San Bernardino Sun: Rail rivals ripped out new lines
Couple of cool stories in the San Bernardino Sun this morning. The first — “Rail rivals ripped out new lines” — is a fascinating look back at a conflict between the Pacific Electric and Santa Fe railroad companies in 1913:
The Pacific Electric was building a rail line from Upland to San Bernardino setting up an electric passenger and freight system across the region. At the same time, the Santa Fe was putting in spur tracks off its main line that several times crossed the P.E. right-of-way.
When two rail lines crossed each other at that time, the company putting in the second track was forced to go to the expense (perhaps several thousand dollars - a tremendous sum in those days) of either putting a bridge over the first line or installing and maintaining additional equipment.
I’m envisioning an old cartoon with two sets of tracks converging on each other in fast motion.
One evening in June, its crews in Alta Loma reached a place where the Santa Fe had just installed track across the P.E. right-of-way.

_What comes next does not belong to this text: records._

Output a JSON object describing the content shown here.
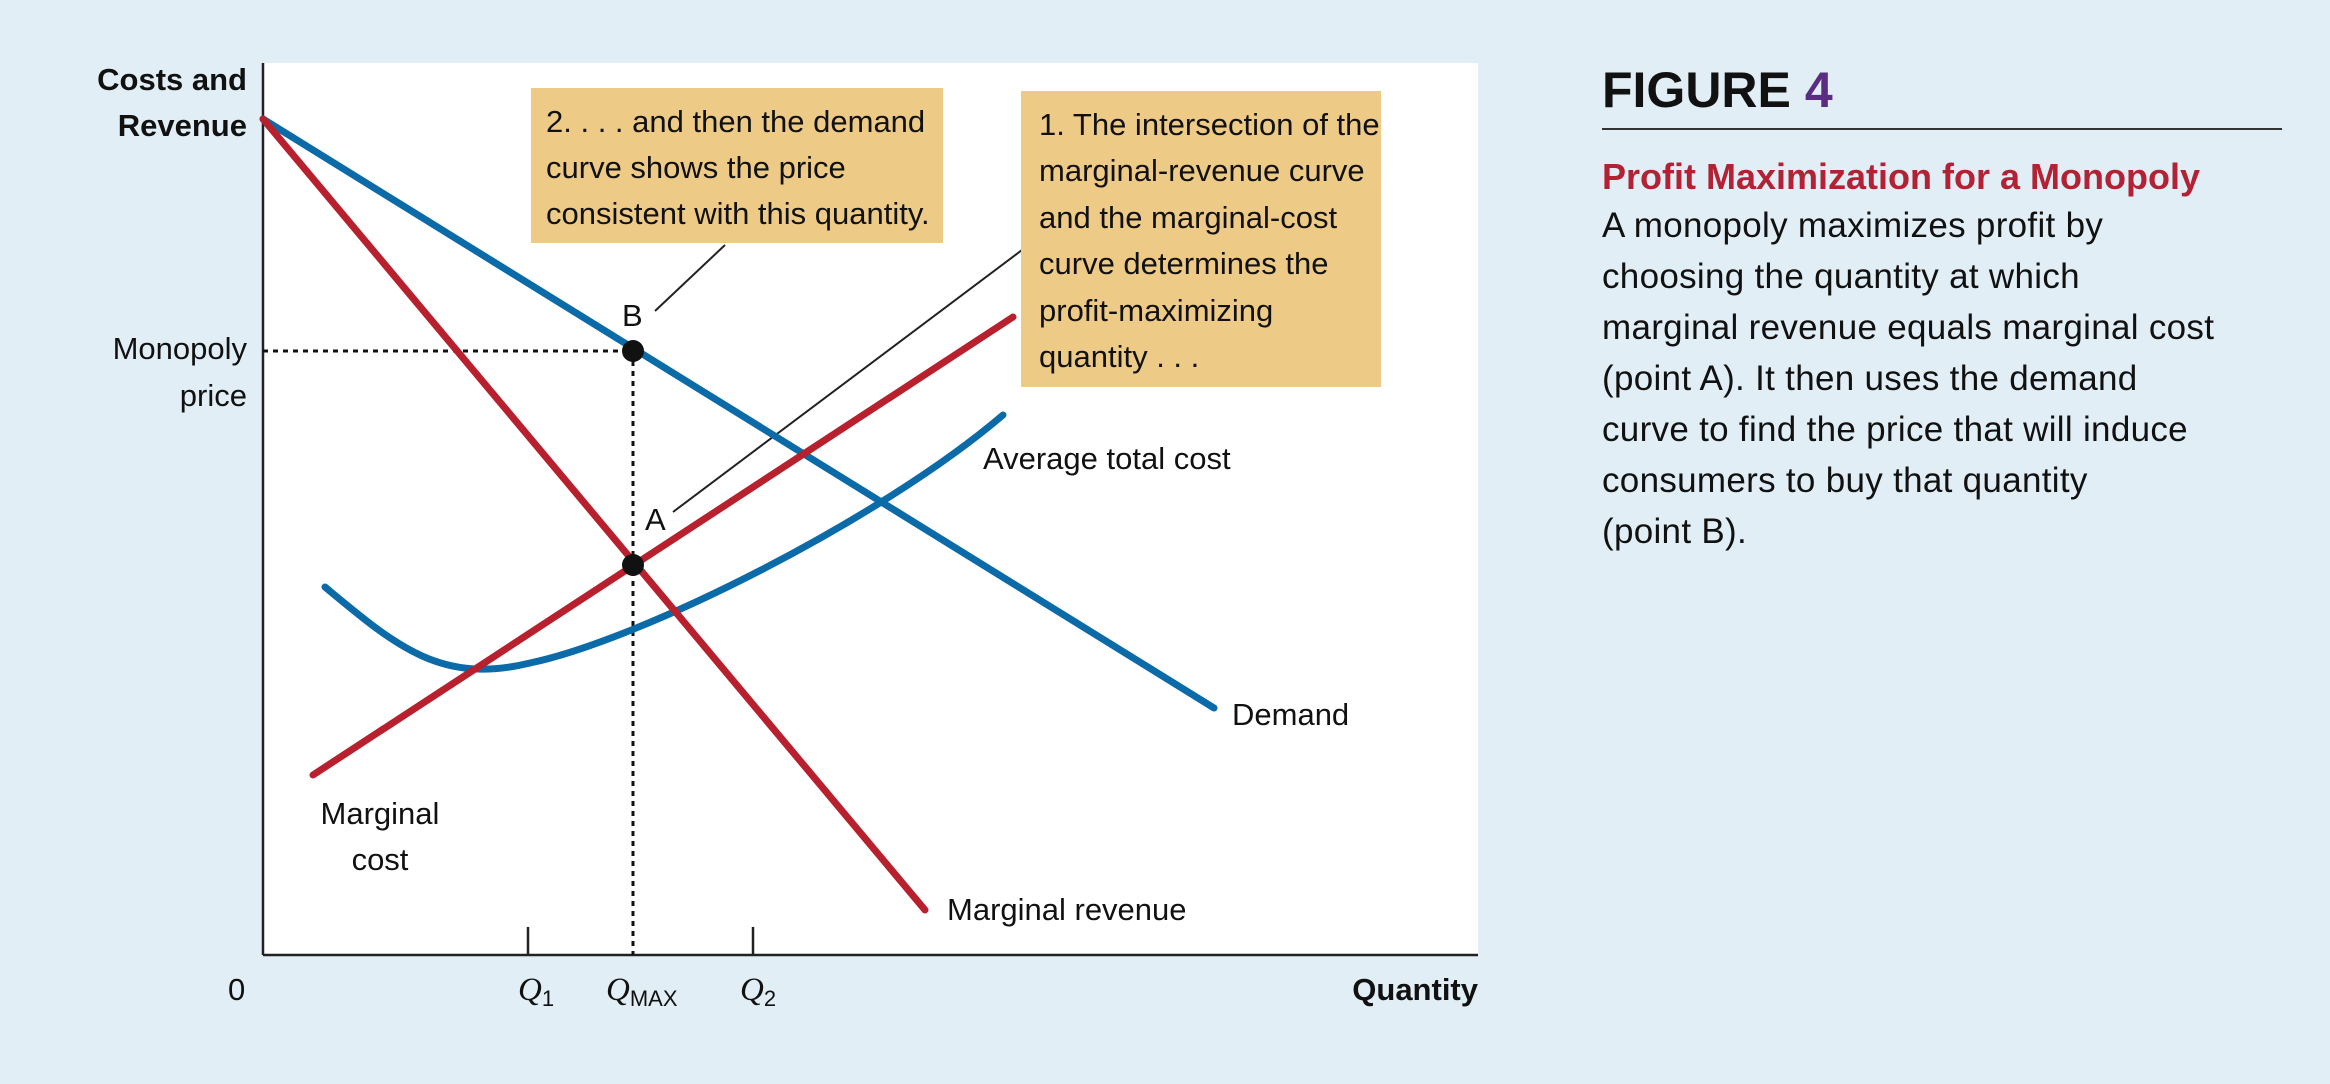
{
  "figure": {
    "label": "FIGURE",
    "number": "4",
    "title": "Profit Maximization for a Monopoly",
    "caption": "A monopoly maximizes profit by choosing the quantity at which marginal revenue equals marginal cost (point A). It then uses the demand curve to find the price that will induce consumers to buy that quantity (point B).",
    "caption_lines": [
      "A monopoly maximizes profit by",
      "choosing the quantity at which",
      "marginal revenue equals marginal cost",
      "(point A). It then uses the demand",
      "curve to find the price that will induce",
      "consumers to buy that quantity",
      "(point B)."
    ]
  },
  "diagram": {
    "y_axis_title_lines": [
      "Costs and",
      "Revenue"
    ],
    "x_axis_title": "Quantity",
    "origin_label": "0",
    "price_label_lines": [
      "Monopoly",
      "price"
    ],
    "ticks": [
      {
        "main": "Q",
        "sub": "1"
      },
      {
        "main": "Q",
        "sub": "MAX"
      },
      {
        "main": "Q",
        "sub": "2"
      }
    ],
    "curves": {
      "demand": "Demand",
      "marginal_revenue": "Marginal revenue",
      "average_total_cost": "Average total cost",
      "marginal_cost_lines": [
        "Marginal",
        "cost"
      ]
    },
    "points": {
      "a": "A",
      "b": "B"
    },
    "callout_1_lines": [
      "1. The intersection of the",
      "marginal-revenue curve",
      "and the marginal-cost",
      "curve determines the",
      "profit-maximizing",
      "quantity . . ."
    ],
    "callout_2_lines": [
      "2. . . . and then the demand",
      "curve shows the price",
      "consistent with this quantity."
    ]
  },
  "colors": {
    "background": "#e1eef5",
    "blue_curve": "#0b6aa8",
    "red_curve": "#b8202e",
    "callout_fill": "#edca86",
    "accent_purple": "#5a2d82",
    "title_red": "#b22234"
  }
}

“The Santa Fe at 10 o’clock Wednesday evening drove its last spike at the crossing at Alta Loma and the construction gang shouted defiance at the workmen of the Pacific Electric company,” wrote the Ontario Daily Report two days later, on June 13, 1913.
Naturally, the P.E. crew did the most logical thing at that point. When the Santa Fe left, they pulled up its rails, tossed the equipment aside and continued building their own tracks. Problem solved, at least as far as the Pacific Electric was concerned.
That was only the first of the summer’s battles.